澤田教一「故郷と戦場」展を観て

 静岡県長泉町にあるIZU PHOTO MUSEUM開催されている澤田教一の写真展を観て来たことは昨日ご報告の通り。

 私が学生時代に憧れた戦場の報道カメラマン、澤田教一。若くしてピュリッツアー賞受賞と云う栄誉を受け、それが為に自身のカメラマンとしての力を試すためにあえて危険を犯したのか、34歳の若さで銃弾に倒れたかことが惜しまれます。
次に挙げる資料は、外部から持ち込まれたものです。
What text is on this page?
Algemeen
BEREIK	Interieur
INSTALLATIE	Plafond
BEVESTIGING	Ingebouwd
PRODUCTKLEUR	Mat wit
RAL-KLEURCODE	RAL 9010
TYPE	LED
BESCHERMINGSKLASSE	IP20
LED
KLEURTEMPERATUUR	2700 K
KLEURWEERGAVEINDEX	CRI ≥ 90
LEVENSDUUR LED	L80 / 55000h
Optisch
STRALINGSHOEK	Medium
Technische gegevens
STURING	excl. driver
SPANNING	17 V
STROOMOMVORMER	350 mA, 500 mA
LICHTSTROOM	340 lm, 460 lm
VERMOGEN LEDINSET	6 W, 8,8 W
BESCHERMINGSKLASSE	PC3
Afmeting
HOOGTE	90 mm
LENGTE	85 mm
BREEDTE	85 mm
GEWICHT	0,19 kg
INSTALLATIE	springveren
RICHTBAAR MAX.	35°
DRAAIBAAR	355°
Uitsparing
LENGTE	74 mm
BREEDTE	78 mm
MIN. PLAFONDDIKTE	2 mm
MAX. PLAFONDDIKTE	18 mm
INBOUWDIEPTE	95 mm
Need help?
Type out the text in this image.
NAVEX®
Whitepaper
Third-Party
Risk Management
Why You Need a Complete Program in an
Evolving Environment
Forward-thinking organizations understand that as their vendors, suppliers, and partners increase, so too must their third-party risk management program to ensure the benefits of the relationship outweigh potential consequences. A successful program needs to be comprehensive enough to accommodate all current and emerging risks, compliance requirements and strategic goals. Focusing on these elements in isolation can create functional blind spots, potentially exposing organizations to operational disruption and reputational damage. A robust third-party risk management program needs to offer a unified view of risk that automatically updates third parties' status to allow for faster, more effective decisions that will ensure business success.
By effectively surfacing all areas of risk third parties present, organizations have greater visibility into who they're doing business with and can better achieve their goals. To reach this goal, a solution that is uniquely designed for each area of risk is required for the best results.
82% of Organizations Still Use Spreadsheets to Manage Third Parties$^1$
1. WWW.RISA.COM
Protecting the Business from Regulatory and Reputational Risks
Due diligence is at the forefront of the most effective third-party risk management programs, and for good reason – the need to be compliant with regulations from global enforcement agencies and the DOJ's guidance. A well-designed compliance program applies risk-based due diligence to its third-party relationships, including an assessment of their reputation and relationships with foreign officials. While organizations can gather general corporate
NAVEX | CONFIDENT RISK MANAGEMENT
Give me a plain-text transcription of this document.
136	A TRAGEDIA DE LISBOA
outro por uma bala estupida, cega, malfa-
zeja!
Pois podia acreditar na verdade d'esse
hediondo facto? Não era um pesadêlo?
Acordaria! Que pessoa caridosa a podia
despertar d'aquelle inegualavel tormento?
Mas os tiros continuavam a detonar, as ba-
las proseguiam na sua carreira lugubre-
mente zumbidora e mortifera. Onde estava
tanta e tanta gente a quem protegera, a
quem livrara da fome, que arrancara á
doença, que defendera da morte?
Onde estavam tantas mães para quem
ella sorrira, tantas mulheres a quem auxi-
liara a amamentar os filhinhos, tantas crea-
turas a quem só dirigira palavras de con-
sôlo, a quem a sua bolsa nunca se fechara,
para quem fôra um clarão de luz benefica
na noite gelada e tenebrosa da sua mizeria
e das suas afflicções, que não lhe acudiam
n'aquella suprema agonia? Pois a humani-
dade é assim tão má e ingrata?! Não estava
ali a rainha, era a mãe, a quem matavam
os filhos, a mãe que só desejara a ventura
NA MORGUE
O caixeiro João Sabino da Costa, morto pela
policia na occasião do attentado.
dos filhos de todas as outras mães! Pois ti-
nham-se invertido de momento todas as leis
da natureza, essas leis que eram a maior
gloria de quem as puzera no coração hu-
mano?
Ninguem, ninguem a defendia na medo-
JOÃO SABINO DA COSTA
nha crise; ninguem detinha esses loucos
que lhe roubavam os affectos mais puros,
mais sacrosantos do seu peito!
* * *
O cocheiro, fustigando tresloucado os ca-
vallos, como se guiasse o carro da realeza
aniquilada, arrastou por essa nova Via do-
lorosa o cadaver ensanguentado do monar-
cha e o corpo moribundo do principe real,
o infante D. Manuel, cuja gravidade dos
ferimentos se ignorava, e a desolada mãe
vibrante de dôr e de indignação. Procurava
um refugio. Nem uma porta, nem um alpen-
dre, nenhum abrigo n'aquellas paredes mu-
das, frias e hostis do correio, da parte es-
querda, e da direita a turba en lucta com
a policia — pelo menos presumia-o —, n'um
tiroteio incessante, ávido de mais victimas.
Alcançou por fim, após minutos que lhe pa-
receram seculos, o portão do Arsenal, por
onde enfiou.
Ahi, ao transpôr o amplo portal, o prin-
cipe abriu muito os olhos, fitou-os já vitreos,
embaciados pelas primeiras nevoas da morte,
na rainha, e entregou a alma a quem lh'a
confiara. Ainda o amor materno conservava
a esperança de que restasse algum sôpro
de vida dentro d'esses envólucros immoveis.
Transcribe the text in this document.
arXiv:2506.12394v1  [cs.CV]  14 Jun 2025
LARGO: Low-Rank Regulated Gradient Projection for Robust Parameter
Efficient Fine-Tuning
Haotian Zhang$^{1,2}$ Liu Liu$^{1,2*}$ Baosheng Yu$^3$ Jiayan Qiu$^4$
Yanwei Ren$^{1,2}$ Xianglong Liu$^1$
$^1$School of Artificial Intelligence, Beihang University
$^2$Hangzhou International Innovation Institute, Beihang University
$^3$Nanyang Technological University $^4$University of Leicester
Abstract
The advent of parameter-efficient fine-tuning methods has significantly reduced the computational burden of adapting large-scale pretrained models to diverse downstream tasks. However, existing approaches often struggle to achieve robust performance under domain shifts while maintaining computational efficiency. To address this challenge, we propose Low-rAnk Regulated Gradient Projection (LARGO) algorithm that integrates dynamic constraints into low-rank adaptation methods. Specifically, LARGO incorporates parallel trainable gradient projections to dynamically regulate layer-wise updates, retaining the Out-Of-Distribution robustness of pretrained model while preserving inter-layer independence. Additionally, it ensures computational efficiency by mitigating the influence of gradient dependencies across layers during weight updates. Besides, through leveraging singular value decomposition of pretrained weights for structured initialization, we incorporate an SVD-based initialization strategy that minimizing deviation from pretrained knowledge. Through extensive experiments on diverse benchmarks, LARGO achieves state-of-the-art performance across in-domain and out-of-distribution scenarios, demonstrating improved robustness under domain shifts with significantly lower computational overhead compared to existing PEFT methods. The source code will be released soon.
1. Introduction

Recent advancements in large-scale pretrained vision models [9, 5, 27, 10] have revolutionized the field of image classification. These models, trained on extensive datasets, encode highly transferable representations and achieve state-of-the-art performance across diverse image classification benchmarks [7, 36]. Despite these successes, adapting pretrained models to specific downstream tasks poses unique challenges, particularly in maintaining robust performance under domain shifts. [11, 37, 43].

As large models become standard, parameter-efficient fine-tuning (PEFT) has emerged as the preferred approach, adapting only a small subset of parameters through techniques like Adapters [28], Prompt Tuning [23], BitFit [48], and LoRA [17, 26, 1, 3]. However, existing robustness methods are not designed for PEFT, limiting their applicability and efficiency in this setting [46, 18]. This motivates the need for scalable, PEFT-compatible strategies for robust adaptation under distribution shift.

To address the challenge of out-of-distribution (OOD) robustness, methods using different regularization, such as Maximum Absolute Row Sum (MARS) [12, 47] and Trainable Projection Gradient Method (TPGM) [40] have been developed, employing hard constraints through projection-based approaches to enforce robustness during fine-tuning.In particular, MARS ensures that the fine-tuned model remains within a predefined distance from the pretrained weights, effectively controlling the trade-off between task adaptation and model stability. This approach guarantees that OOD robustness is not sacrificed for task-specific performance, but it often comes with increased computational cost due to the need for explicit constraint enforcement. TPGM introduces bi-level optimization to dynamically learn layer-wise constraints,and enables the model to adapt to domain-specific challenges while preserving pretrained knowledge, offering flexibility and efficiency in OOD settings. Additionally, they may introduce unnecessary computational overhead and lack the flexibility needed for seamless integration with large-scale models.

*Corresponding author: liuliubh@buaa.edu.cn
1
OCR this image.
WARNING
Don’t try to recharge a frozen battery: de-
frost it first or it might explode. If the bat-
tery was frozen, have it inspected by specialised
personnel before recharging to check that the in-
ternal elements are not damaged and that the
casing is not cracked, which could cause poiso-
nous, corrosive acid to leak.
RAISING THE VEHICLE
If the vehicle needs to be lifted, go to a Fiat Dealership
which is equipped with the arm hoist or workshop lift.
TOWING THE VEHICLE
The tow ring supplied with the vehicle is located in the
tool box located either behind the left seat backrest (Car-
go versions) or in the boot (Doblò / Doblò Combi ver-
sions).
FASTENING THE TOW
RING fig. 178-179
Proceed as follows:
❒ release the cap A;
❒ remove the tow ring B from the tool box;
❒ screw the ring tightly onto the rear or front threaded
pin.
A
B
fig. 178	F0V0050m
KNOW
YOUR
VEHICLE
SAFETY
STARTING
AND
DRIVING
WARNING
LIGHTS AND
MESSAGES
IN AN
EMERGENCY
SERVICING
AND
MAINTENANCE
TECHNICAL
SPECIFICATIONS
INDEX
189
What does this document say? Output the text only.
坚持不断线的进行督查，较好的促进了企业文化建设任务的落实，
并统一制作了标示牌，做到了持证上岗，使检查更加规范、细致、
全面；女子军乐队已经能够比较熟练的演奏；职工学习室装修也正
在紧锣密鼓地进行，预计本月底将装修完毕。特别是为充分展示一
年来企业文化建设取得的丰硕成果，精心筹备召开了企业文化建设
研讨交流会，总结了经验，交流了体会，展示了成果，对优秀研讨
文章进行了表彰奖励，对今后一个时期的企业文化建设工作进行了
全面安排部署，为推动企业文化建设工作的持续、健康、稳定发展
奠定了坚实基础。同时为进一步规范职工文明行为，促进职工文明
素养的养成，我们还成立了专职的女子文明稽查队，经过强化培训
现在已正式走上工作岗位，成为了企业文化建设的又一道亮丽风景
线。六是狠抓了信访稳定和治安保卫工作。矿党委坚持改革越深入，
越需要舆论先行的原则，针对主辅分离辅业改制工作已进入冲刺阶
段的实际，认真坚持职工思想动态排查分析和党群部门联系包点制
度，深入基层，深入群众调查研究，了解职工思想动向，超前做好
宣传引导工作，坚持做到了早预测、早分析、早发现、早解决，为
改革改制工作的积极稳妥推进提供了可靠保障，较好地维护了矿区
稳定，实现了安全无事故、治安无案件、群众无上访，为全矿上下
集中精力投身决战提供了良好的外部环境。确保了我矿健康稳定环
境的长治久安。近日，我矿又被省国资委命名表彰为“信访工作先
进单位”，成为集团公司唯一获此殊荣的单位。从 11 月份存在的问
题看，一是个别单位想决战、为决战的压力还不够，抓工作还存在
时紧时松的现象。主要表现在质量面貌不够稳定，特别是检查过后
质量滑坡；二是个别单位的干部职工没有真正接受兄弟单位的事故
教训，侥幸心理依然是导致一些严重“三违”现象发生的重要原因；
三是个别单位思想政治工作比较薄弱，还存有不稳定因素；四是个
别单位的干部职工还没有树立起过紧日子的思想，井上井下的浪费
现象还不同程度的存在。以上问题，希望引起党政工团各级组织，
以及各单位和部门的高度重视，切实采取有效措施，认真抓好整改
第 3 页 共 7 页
戦場のカメラマンとしての活動期間はわずか5年。ピュリッツアー賞受賞の「安全への逃避」ほか、既に幾度も目にした作品が数多くありましたが、今回改めて300点に及ぶ澤田の作品を見てつくづく思うのは戦争の無意味さと悲惨さ。多くの言葉よりも一枚の写真がそのことを物語っていました。

 今回、特に心に残ったのは、傷ついた、恐らくは既に冷たくなっている我が子を抱きかかえて、顔を歪めてそれでもなおどこかに向かって歩き続ける母親の姿を正面から捉えた一枚だった。清潔で快適な部屋で楽しい会話とともに温かを食事をとる家族がある一方で、息絶えた子供を抱き泣くこともできずに歩きづけるける母親がいる。なんと云う不公平なのだ。この母と子が望んだ戦争、そして死ではないはず。彼らには何の責任もないにも関わらず非情な結末だけを押し付けられた親子。

 あれから50年を経てもなお、この地球上の戦火は止まない。市街地戦よりもある意味でたちの悪いテロの危険が、一見平和に見える街の中に潜んでいるのだ。戦争をするのは兵士だが、戦争を始めるのは政治家であり、その政治家を選ぶのは私たち市民である。教育や福祉も大切ではあるけれど、それは命があってのこと。私たちにできることは、戦争を始めない政治家を選ぶこと、政治家に戦争を始めさせないこと。一人ひとりの力は小さいけれど、力を合わせればできることがある。それができる日本であることを信じたい。


 と云う訳で今日は、IZU PHOTO MUSEUM前の銀杏並木。